Серёжа оглянулся, засунул руку в боковой карман гимназической рубашки, ещё раз оглянулся и вынул письмо.
— Вот, — сказал он, ударив рукой по конверту, — сегодня после обеда было получено.
— От кого? — спросил Коля, покраснев, и опустил глаза.
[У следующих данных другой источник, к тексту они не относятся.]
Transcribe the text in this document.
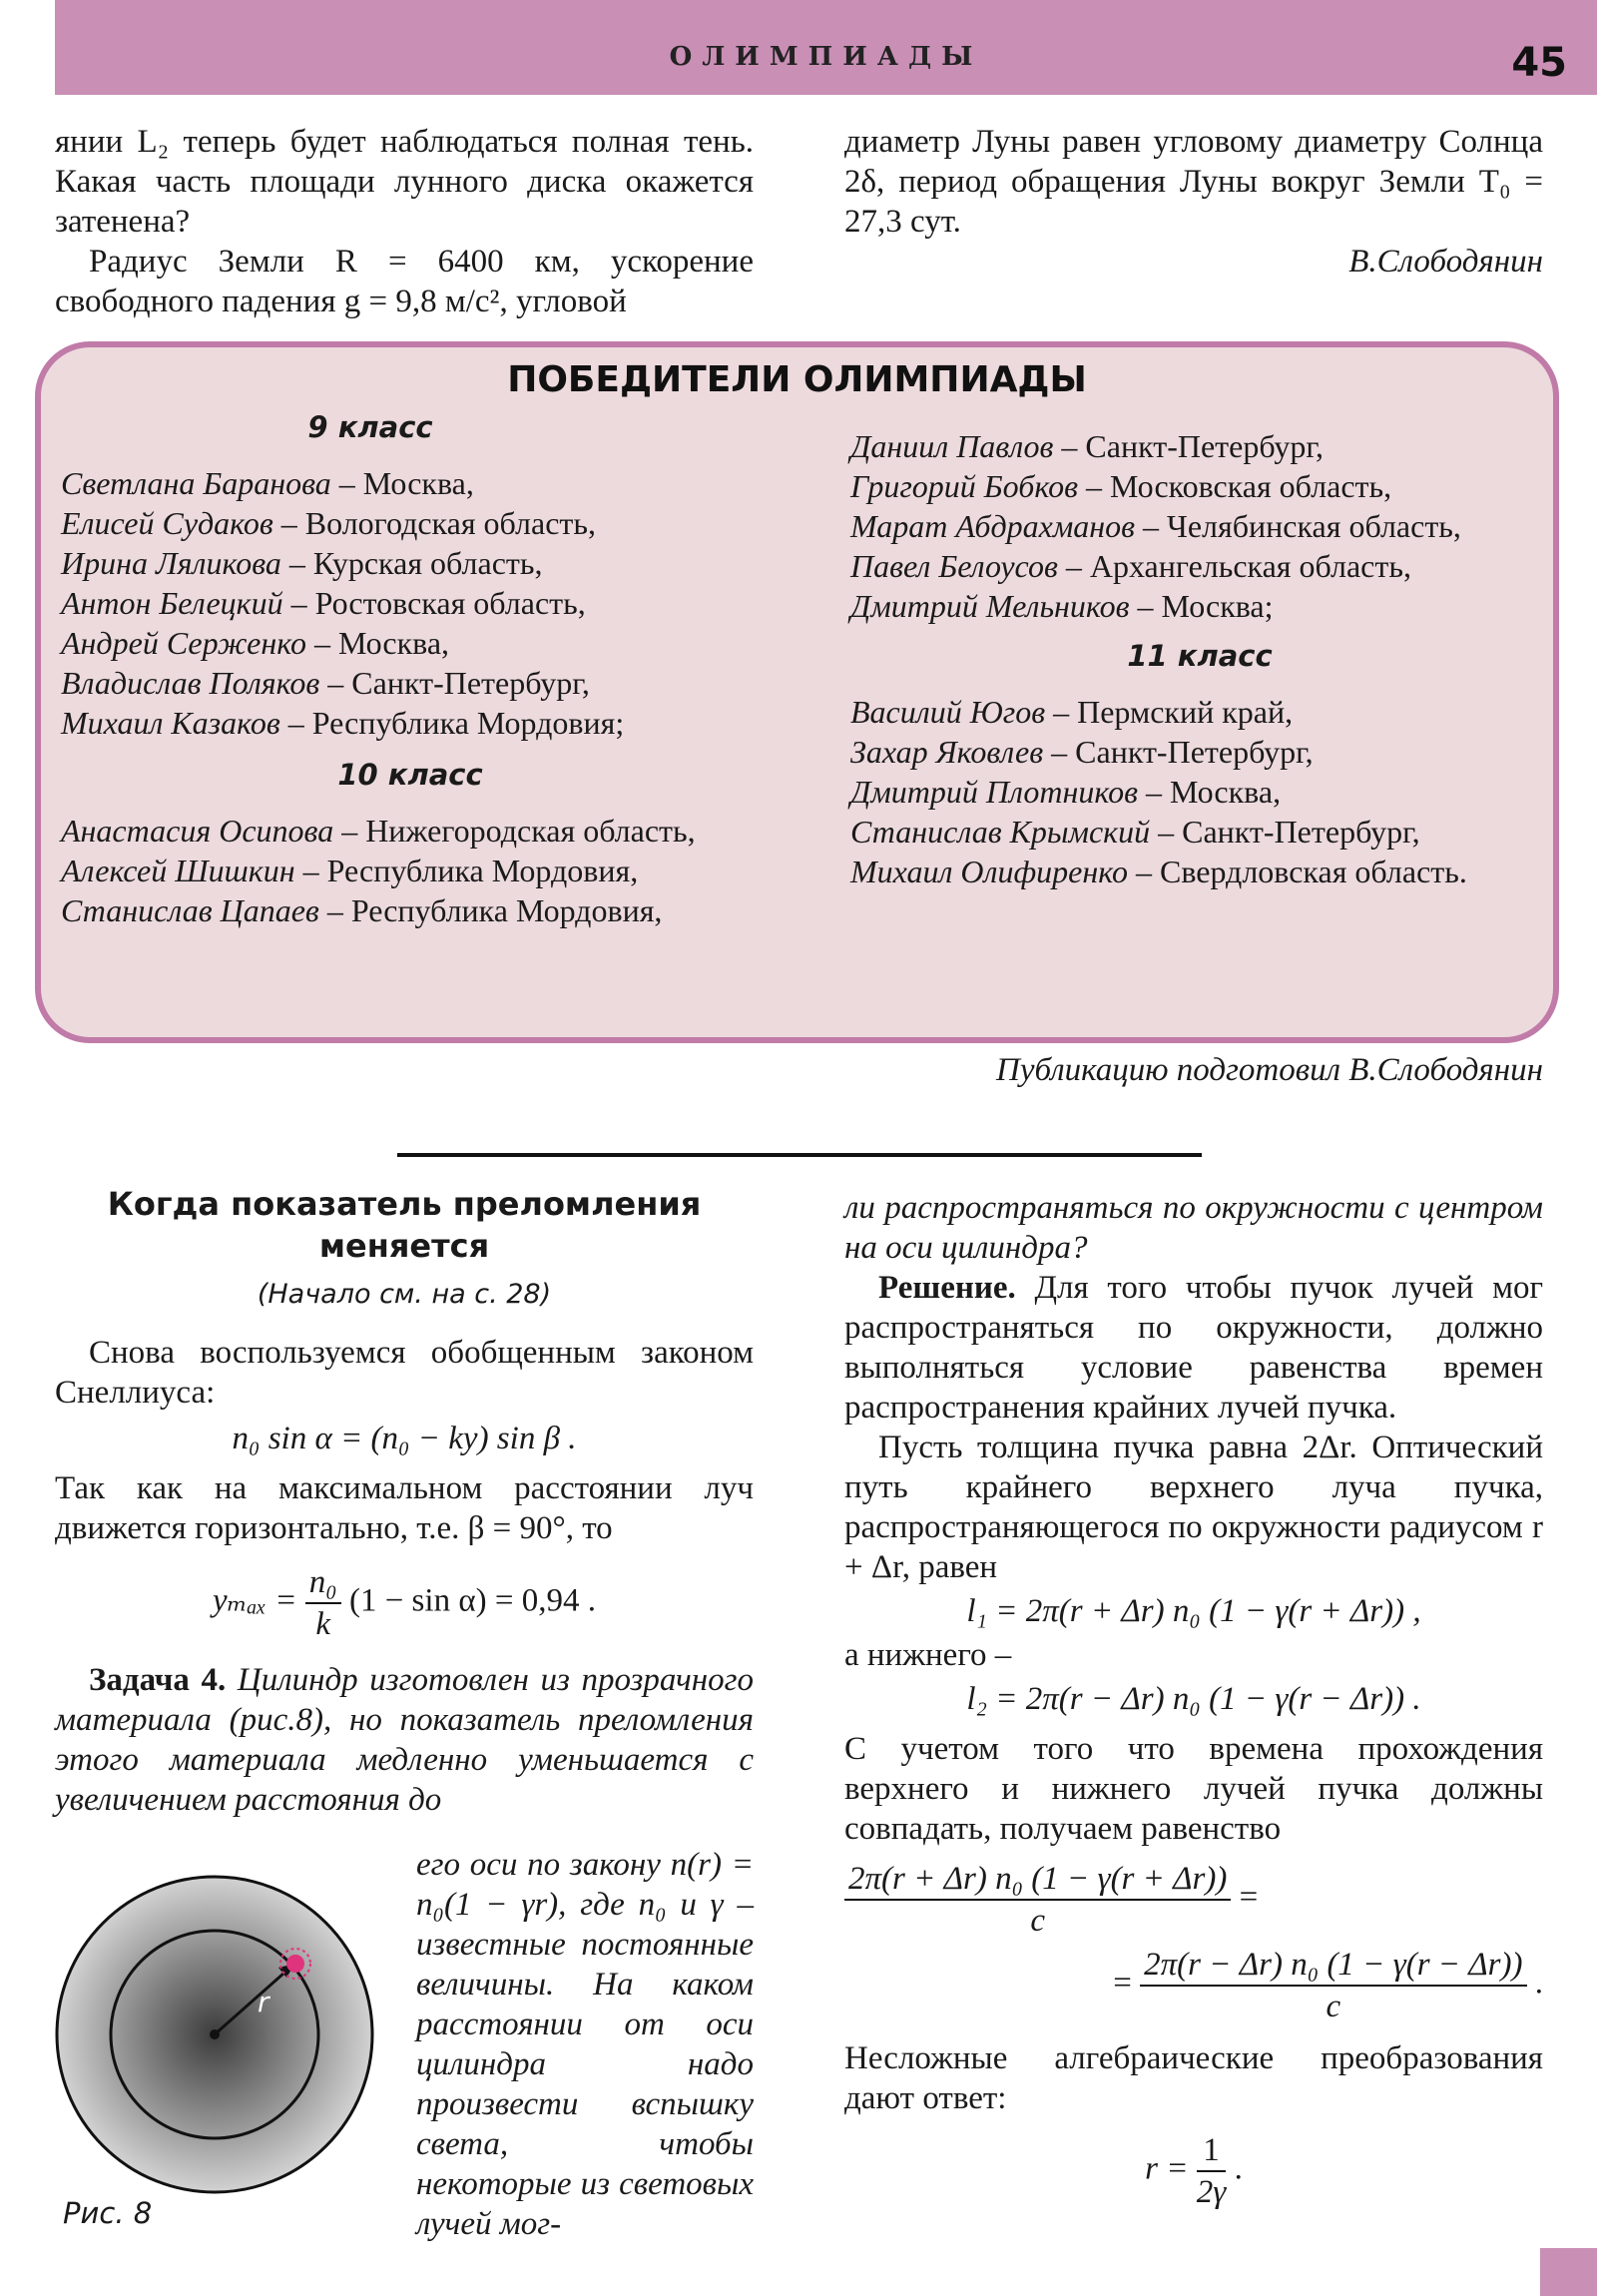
ОЛИМПИАДЫ	45
янии L₂ теперь будет наблюдаться полная тень. Какая часть площади лунного диска окажется затенена?
Радиус Земли R = 6400 км, ускорение свободного падения g = 9,8 м/с², угловой
диаметр Луны равен угловому диаметру Солнца 2δ, период обращения Луны вокруг Земли T₀ = 27,3 сут.
В.Слободянин
ПОБЕДИТЕЛИ ОЛИМПИАДЫ
9 класс
Светлана Баранова – Москва,
Елисей Судаков – Вологодская область,
Ирина Ляликова – Курская область,
Антон Белецкий – Ростовская область,
Андрей Серженко – Москва,
Владислав Поляков – Санкт-Петербург,
Михаил Казаков – Республика Мордовия;
10 класс
Анастасия Осипова – Нижегородская область,
Алексей Шишкин – Республика Мордовия,
Станислав Цапаев – Республика Мордовия,
Даниил Павлов – Санкт-Петербург,
Григорий Бобков – Московская область,
Марат Абдрахманов – Челябинская область,
Павел Белоусов – Архангельская область,
Дмитрий Мельников – Москва;
11 класс
Василий Югов – Пермский край,
Захар Яковлев – Санкт-Петербург,
Дмитрий Плотников – Москва,
Станислав Крымский – Санкт-Петербург,
Михаил Олифиренко – Свердловская область.
Публикацию подготовил В.Слободянин
Когда показатель преломления меняется
(Начало см. на с. 28)
Снова воспользуемся обобщенным законом Снеллиуса:
n₀ sin α = (n₀ − ky) sin β .
Так как на максимальном расстоянии луч движется горизонтально, т.е. β = 90°, то
$y_{max} = \frac{\text{n₀}}{k} (1 - \sin \alpha) = 0,94$ .
Задача 4. Цилиндр изготовлен из прозрачного материала (рис.8), но показатель преломления этого материала медленно уменьшается с увеличением расстояния до
r
Рис. 8
его оси по закону n(r) = n₀(1 − γr), где n₀ и γ – известные постоянные величины. На каком расстоянии от оси цилиндра надо произвести вспышку света, чтобы некоторые из световых лучей мог-
ли распространяться по окружности с центром на оси цилиндра?
Решение. Для того чтобы пучок лучей мог распространяться по окружности, должно выполняться условие равенства времен распространения крайних лучей пучка.
Пусть толщина пучка равна 2Δr. Оптический путь крайнего верхнего луча пучка, распространяющегося по окружности радиусом r + Δr, равен
l₁ = 2π(r + Δr) n₀ (1 − γ(r + Δr)) ,
а нижнего –
l₂ = 2π(r − Δr) n₀ (1 − γ(r − Δr)) .
С учетом того что времена прохождения верхнего и нижнего лучей пучка должны совпадать, получаем равенство
$\frac{\text{2π(r + Δr) n₀ (1 − γ(r + Δr))}}{c}$ =
= $\frac{\text{2π(r − Δr) n₀ (1 − γ(r − Δr))}}{c}$ .
Несложные алгебраические преобразования дают ответ:
$r = \frac{1}{2\gamma}$ .
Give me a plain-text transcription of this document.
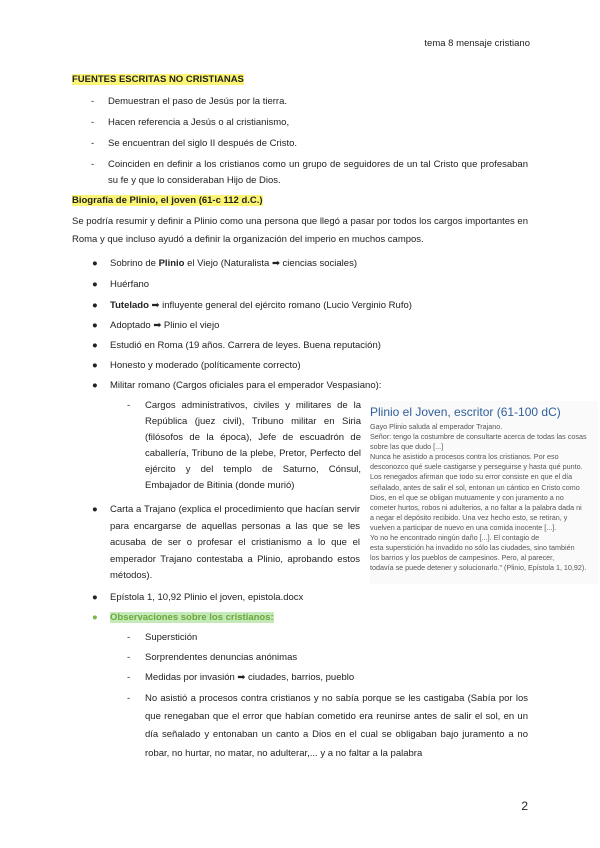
tema 8 mensaje cristiano
FUENTES ESCRITAS NO CRISTIANAS
- Demuestran el paso de Jesús por la tierra.
- Hacen referencia a Jesús o al cristianismo,
- Se encuentran del siglo II después de Cristo.
- Coinciden en definir a los cristianos como un grupo de seguidores de un tal Cristo que profesaban su fe y que lo consideraban Hijo de Dios.
Biografía de Plinio, el joven (61-c 112 d.C.)

Se podría resumir y definir a Plinio como una persona que llegó a pasar por todos los cargos importantes en Roma y que incluso ayudó a definir la organización del imperio en muchos campos.

● Sobrino de Plinio el Viejo (Naturalista ➡ ciencias sociales)
● Huérfano
● Tutelado ➡ influyente general del ejército romano (Lucio Verginio Rufo)
● Adoptado ➡ Plinio el viejo
● Estudió en Roma (19 años. Carrera de leyes. Buena reputación)
● Honesto y moderado (políticamente correcto)
● Militar romano (Cargos oficiales para el emperador Vespasiano):
- Cargos administrativos, civiles y militares de la República (juez civil), Tribuno militar en Siria (filósofos de la época), Jefe de escuadrón de caballería, Tribuno de la plebe, Pretor, Perfecto del ejército y del templo de Saturno, Cónsul, Embajador de Bitinia (donde murió)
● Carta a Trajano (explica el procedimiento que hacían servir para encargarse de aquellas personas a las que se les acusaba de ser o profesar el cristianismo a lo que el emperador Trajano contestaba a Plinio, aprobando estos métodos).
● Epístola 1, 10,92 Plinio el joven, epistola.docx
● Observaciones sobre los cristianos:
- Superstición
- Sorprendentes denuncias anónimas
- Medidas por invasión ➡ ciudades, barrios, pueblo
- No asistió a procesos contra cristianos y no sabía porque se les castigaba (Sabía por los que renegaban que el error que habían cometido era reunirse antes de salir el sol, en un día señalado y entonaban un canto a Dios en el cual se obligaban bajo juramento a no robar, no hurtar, no matar, no adulterar,... y a no faltar a la palabra
Plinio el Joven, escritor (61-100 dC)
Gayo Plinio saluda al emperador Trajano.
Señor: tengo la costumbre de consultarte acerca de todas las cosas
sobre las que dudo [...]
Nunca he asistido a procesos contra los cristianos. Por eso
desconozco qué suele castigarse y perseguirse y hasta qué punto.
Los renegados afirman que todo su error consiste en que el día
señalado, antes de salir el sol, entonan un cántico en Cristo como
Dios, en el que se obligan mutuamente y con juramento a no
cometer hurtos, robos ni adulterios, a no faltar a la palabra dada ni
a negar el depósito recibido. Una vez hecho esto, se retiran, y
vuelven a participar de nuevo en una comida inocente [...].
Yo no he encontrado ningún daño [...]. El contagio de
esta superstición ha invadido no sólo las ciudades, sino también
los barrios y los pueblos de campesinos. Pero, al parecer,
todavía se puede detener y solucionarlo." (Plinio, Epístola 1, 10,92).
2
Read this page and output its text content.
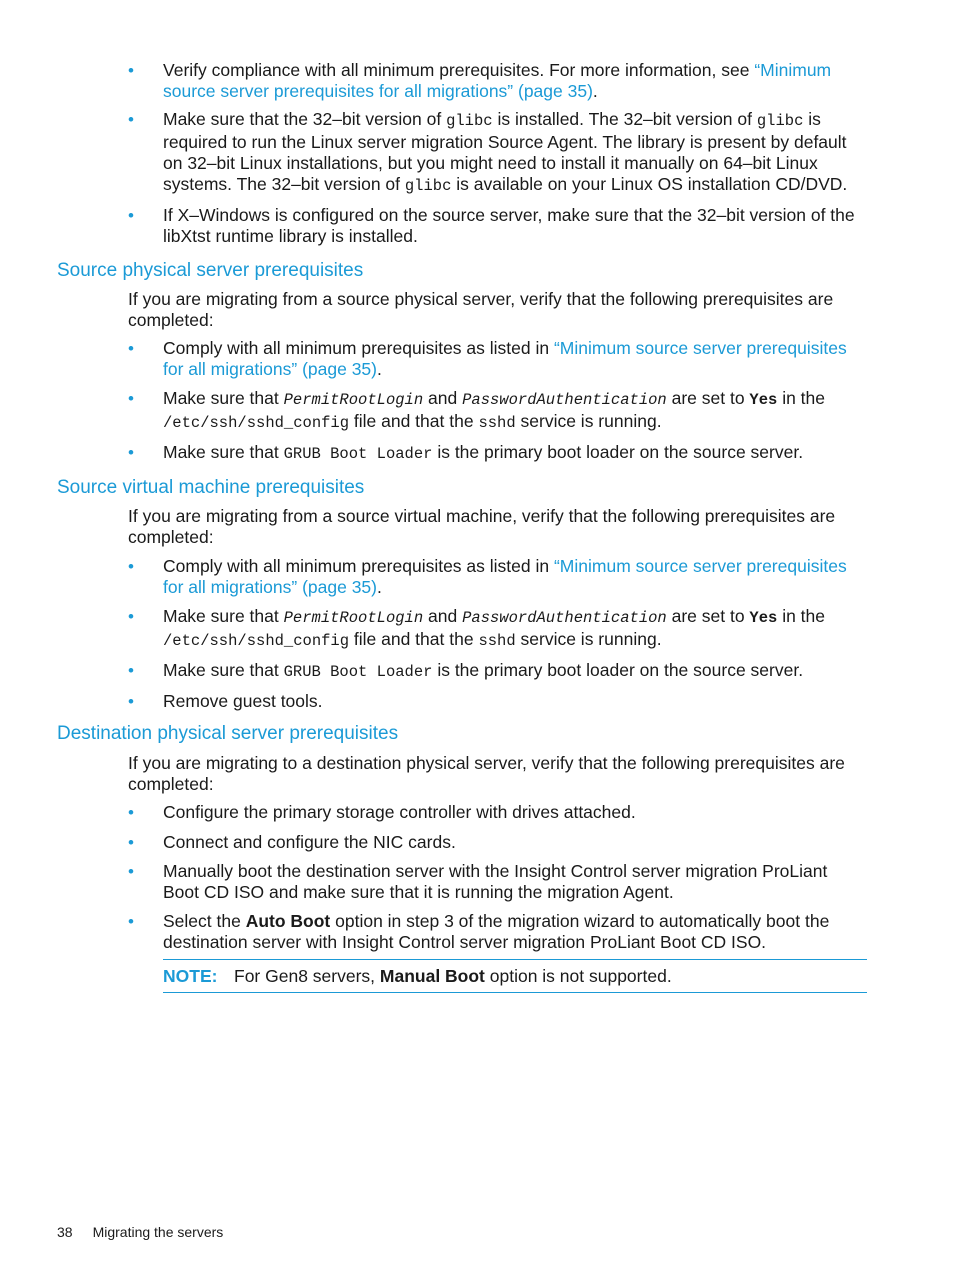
• Verify compliance with all minimum prerequisites. For more information, see “Minimum source server prerequisites for all migrations” (page 35).
• Make sure that the 32–bit version of glibc is installed. The 32–bit version of glibc is required to run the Linux server migration Source Agent. The library is present by default on 32–bit Linux installations, but you might need to install it manually on 64–bit Linux systems. The 32–bit version of glibc is available on your Linux OS installation CD/DVD.
• If X–Windows is configured on the source server, make sure that the 32–bit version of the libXtst runtime library is installed.
Source physical server prerequisites

If you are migrating from a source physical server, verify that the following prerequisites are completed:

• Comply with all minimum prerequisites as listed in “Minimum source server prerequisites for all migrations” (page 35).
• Make sure that PermitRootLogin and PasswordAuthentication are set to Yes in the /etc/ssh/sshd_config file and that the sshd service is running.
• Make sure that GRUB Boot Loader is the primary boot loader on the source server.
Source virtual machine prerequisites

If you are migrating from a source virtual machine, verify that the following prerequisites are completed:

• Comply with all minimum prerequisites as listed in “Minimum source server prerequisites for all migrations” (page 35).
• Make sure that PermitRootLogin and PasswordAuthentication are set to Yes in the /etc/ssh/sshd_config file and that the sshd service is running.
• Make sure that GRUB Boot Loader is the primary boot loader on the source server.
• Remove guest tools.
Destination physical server prerequisites

If you are migrating to a destination physical server, verify that the following prerequisites are completed:

• Configure the primary storage controller with drives attached.
• Connect and configure the NIC cards.
• Manually boot the destination server with the Insight Control server migration ProLiant Boot CD ISO and make sure that it is running the migration Agent.
• Select the Auto Boot option in step 3 of the migration wizard to automatically boot the destination server with Insight Control server migration ProLiant Boot CD ISO.
NOTE: For Gen8 servers, Manual Boot option is not supported.
38 Migrating the servers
— От Насти. Через неделю они выезжают из Ниццы.
У Коли побелели губы…
— Он рад, — мелькнуло у меня. — Отчего же мне стало досадно? Досадно? Но ведь он мой брат. Пусть, пусть, он будет счастлив, — слёзы подступили к моим глазам, — пусть, но отчего никто не думает о моём Алёше; почему никто не интересуется мной, как Колей; почему меня оставляют страдать в одиночестве?
— Серёжа! — произнёс вдруг торжественно Коля.
Я с ужасом отвернулся, и на миг мне показалось, что вот-вот из моих глаз брызнет кровь. Послышался шёпот. Я оглянулся. Серёжа уже сидел рядом с Колей и, опустив голову, слушал его. Дикая, мучительная ревность хлестнула по моему сердцу. Вдруг хлестнула внезапно. И невыносимо захотелось плакать, топать ногами.
— Теперь или никогда! — крикнул кто-то во мне. — Их трое! Брат изменил! Настенька изменила! Всё равно! На что надеяться? Я люблю, — но я обожаю моего Алёшу! О, прощайте, прощайте, мои стены, моя детская кровать, мой брат!
— Куда ты? — спросил Коля.
— …У тебя радостный голос, — беспорядочно неслось у меня. — Ты любишь Настю? Серёжа разрешил тебе любить её… О, прощайте, прощайте!
В передней я остановился. Куда я бегу? Ведь из столовой меня мать заметит!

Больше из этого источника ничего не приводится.